The point of the paper is to demonstrate how the KMM (Kayes Mixture Model. I finally figured out what it stands for!) algorithm can be used to detect bimodality (two groups) in a data set.
The user specifies the number of groups they expect and the predicted mean and standard deviation of each. But if the program works as it should , it will converge to the correct values no matter the initial estimates.
The program first finds the best fit single Gaussian for the data, then calculates a likelihood parameter of that fit.
It then attempts to divide all of the data points into the specified number of groups by calculating the probability that each point of data belongs with each group and putting it into the group with the highest probability. This is then repeated until the number of objects in each group becomes constant. Another likelihood parameter is calculated for this new fit, which is then compared with the initial likelihood parameter to get the likelihood ratio test statistic (LRTS). This is an estimate of the improvement in going from a single to a multiple group fit.
But that statistic is not nearly as useful as the "P-value," which is the "probability that the LRTS would be at least as large as the observed value if the null hypothesis were true." For most cases, this is the probability that we would get that same LRTS if we were looking at a true single group Gaussian instead of something with multiple groups. So, the smaller the better. A P-value of .05 means that there is only a 5% chance of getting that LRTS when looking at a single group.
Double Root Residuals (DRR)
This is a fancy method of comparing the data with a specified model distribution. It essentially compares the square root of the number of data points in each bin to the square root of the expected value from the model and then plots the result. It's a little more complicated than that, but that's the basic idea. If the result is greater than 2 at a certain bin, then there is a discrepancy between the model and the data at the 2 sigma (95%) level. This can be used to compare the data to a unimodal model to see if they strongly disagree.
They also use both skewness and kurtosis to measure the Gaussian-ness of the data. Skewness measures the symmetry of the data (skew of 0 is perfectly symmetric, negative skew means that most of the mass is concentrated to the right). Kurtosis measures the "peakedness" of the data. A kurtosis of 0 indicates a pure Gaussian, a positive kurtosis means that the data is pointier than a Gaussian, and negative means that the peak is flatter. Thus data sets with multiple groups typically have negative kurtosis because the central peak is spread out.

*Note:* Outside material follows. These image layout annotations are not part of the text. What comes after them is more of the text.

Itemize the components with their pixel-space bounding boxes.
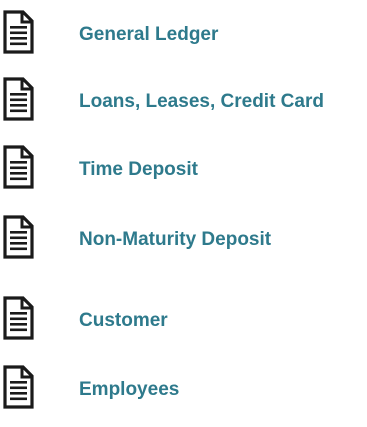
document-item-general-ledger[interactable]: General Ledger — [0, 4, 367, 60]
document-label[interactable]: General Ledger — [79, 25, 218, 44]
document-label[interactable]: Loans, Leases, Credit Card — [79, 92, 324, 111]
document-item-employees[interactable]: Employees — [0, 359, 367, 415]
document-label[interactable]: Time Deposit — [79, 160, 198, 179]
document-item-loans-leases-credit-card[interactable]: Loans, Leases, Credit Card — [0, 71, 367, 127]
document-icon — [3, 365, 34, 409]
document-label[interactable]: Employees — [79, 380, 179, 399]
document-label[interactable]: Customer — [79, 311, 168, 330]
document-icon — [3, 145, 34, 189]
document-item-non-maturity-deposit[interactable]: Non-Maturity Deposit — [0, 209, 367, 265]
document-icon — [3, 296, 34, 340]
document-icon — [3, 77, 34, 121]
document-item-time-deposit[interactable]: Time Deposit — [0, 139, 367, 195]
document-item-customer[interactable]: Customer — [0, 290, 367, 346]
document-list: General Ledger Loans, Leases, Credit Car… — [0, 0, 367, 427]
document-icon — [3, 215, 34, 259]
document-label[interactable]: Non-Maturity Deposit — [79, 230, 271, 249]
document-icon — [3, 10, 34, 54]
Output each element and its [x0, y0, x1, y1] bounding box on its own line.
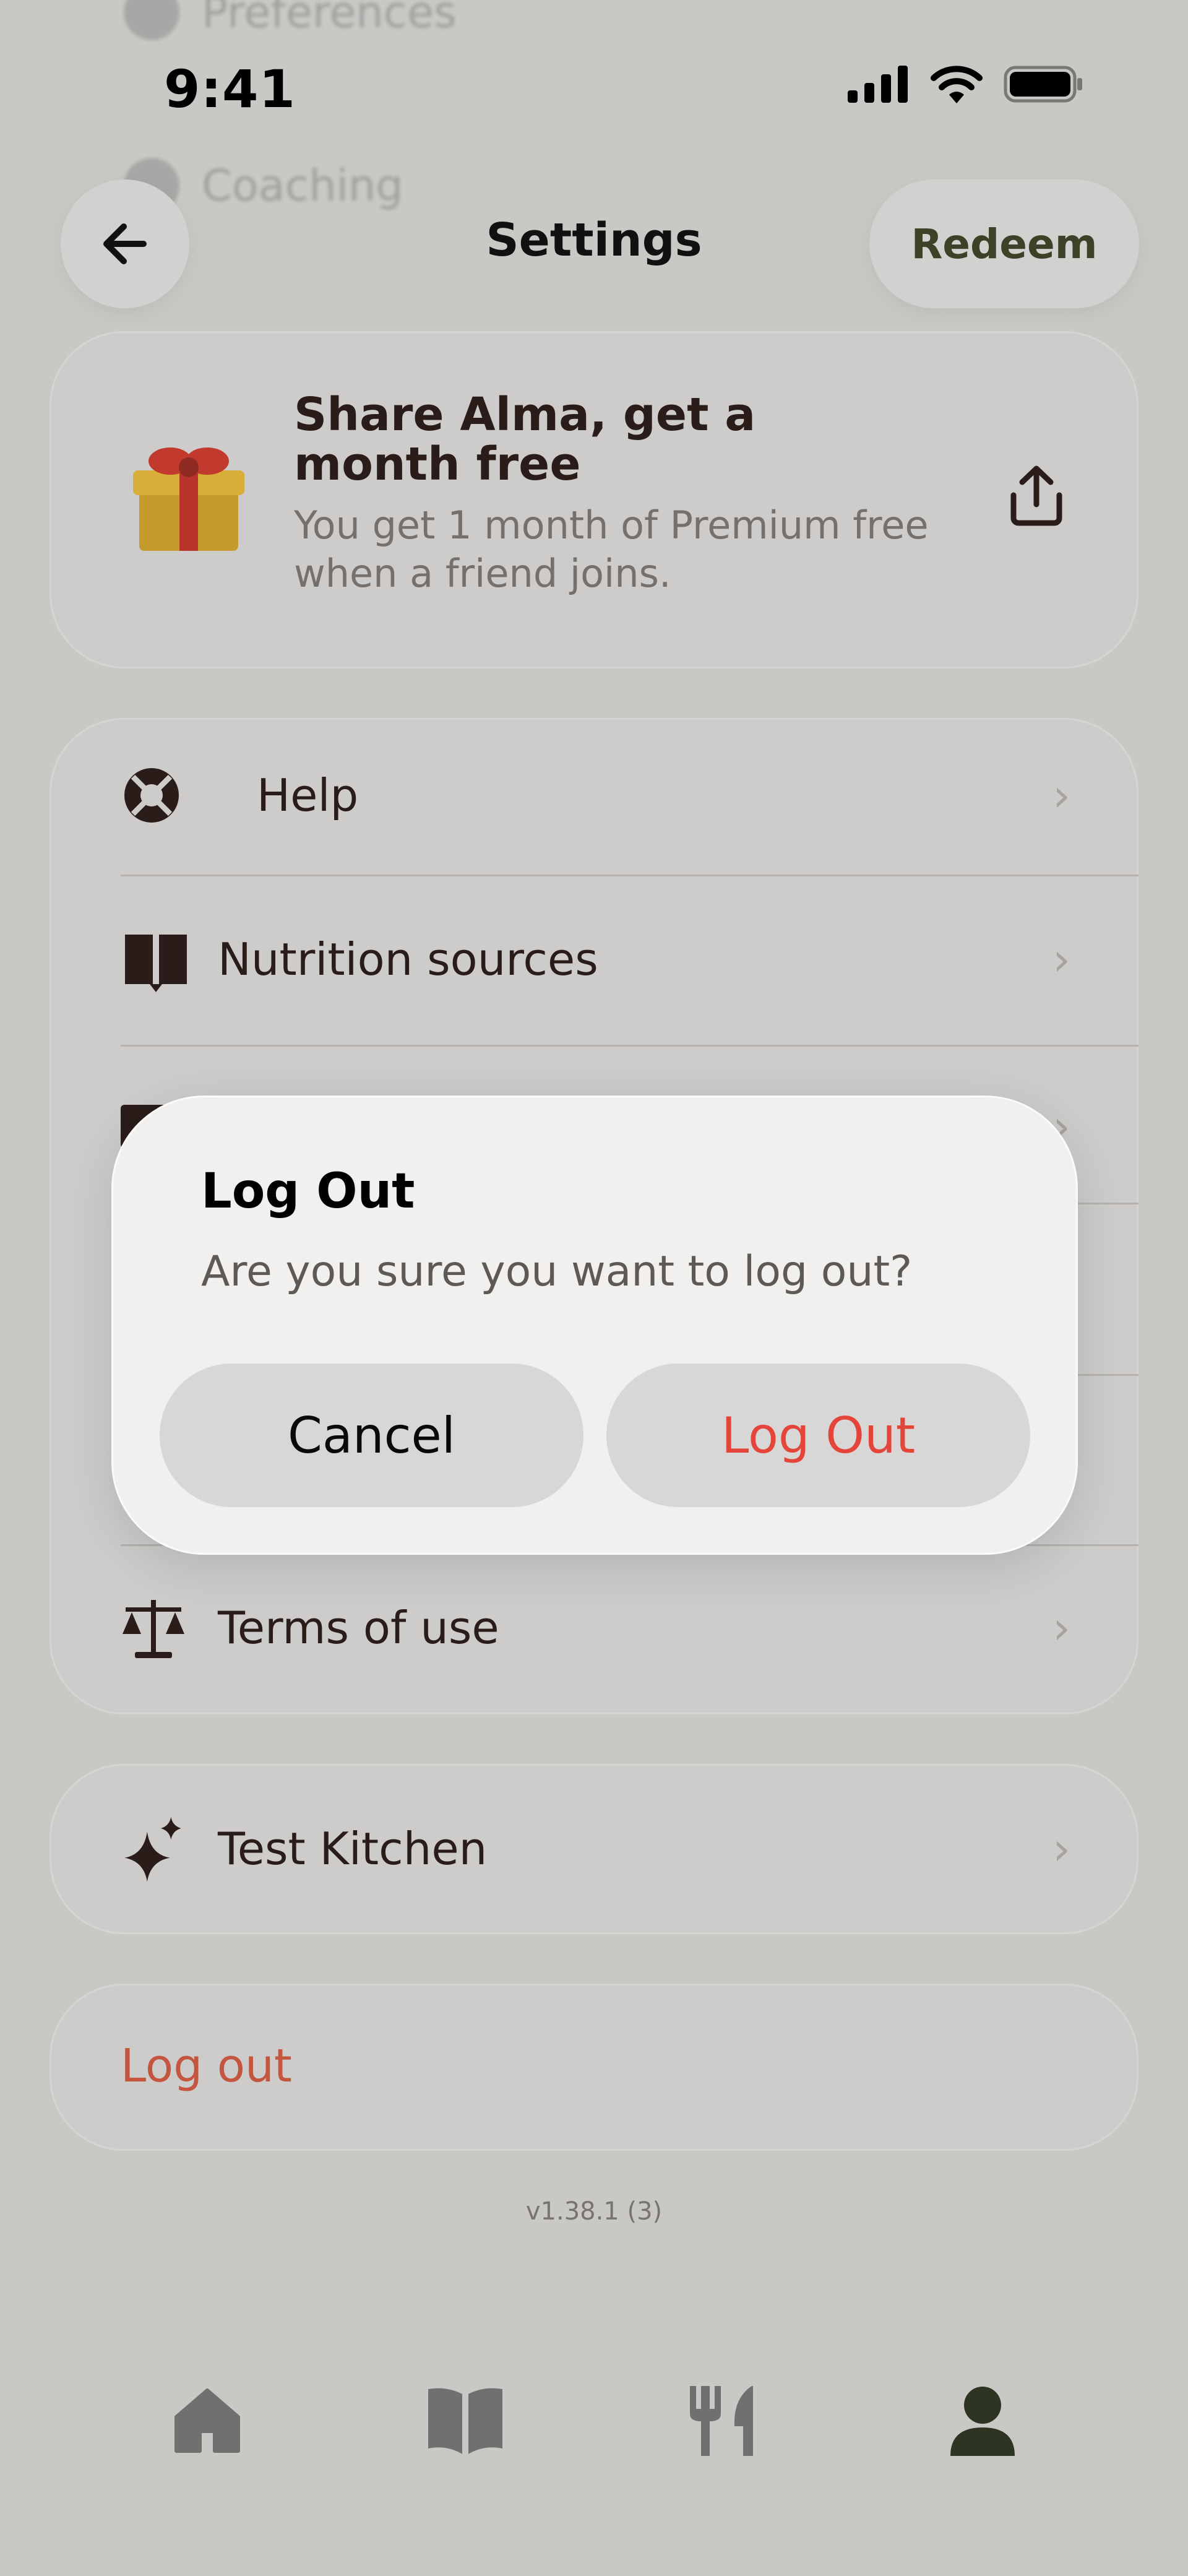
menu-item-label: Terms of use: [218, 1602, 499, 1654]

Paper about Skewness and Kurtosis
While some of these tests may give false indication of bimodality or unimodality, when they are all combined they are very effective in determining the number of groups in a data set.
The P-value obtained by this method can only be compared to a chi-squared distribution when both groups have the same variance. If they don't, bootstrapping must be done, which involves taking a random sample of the data with replacement and then calculating its statistics. I'm not entirely sure how this works, but I don't think I need to do it.
There is also the problem of determining just how many groups are in the data set. The P-value is a useful guideline to the significance of the value, but for a more accurate value you need to bootstrap again. At the time of the paper's writing (1994) there was no single powerful technique to determine the number of groups in a datset, but it is generally accepted that the model that works well with the least number of groups is the best model. This follow's from Occam's razor.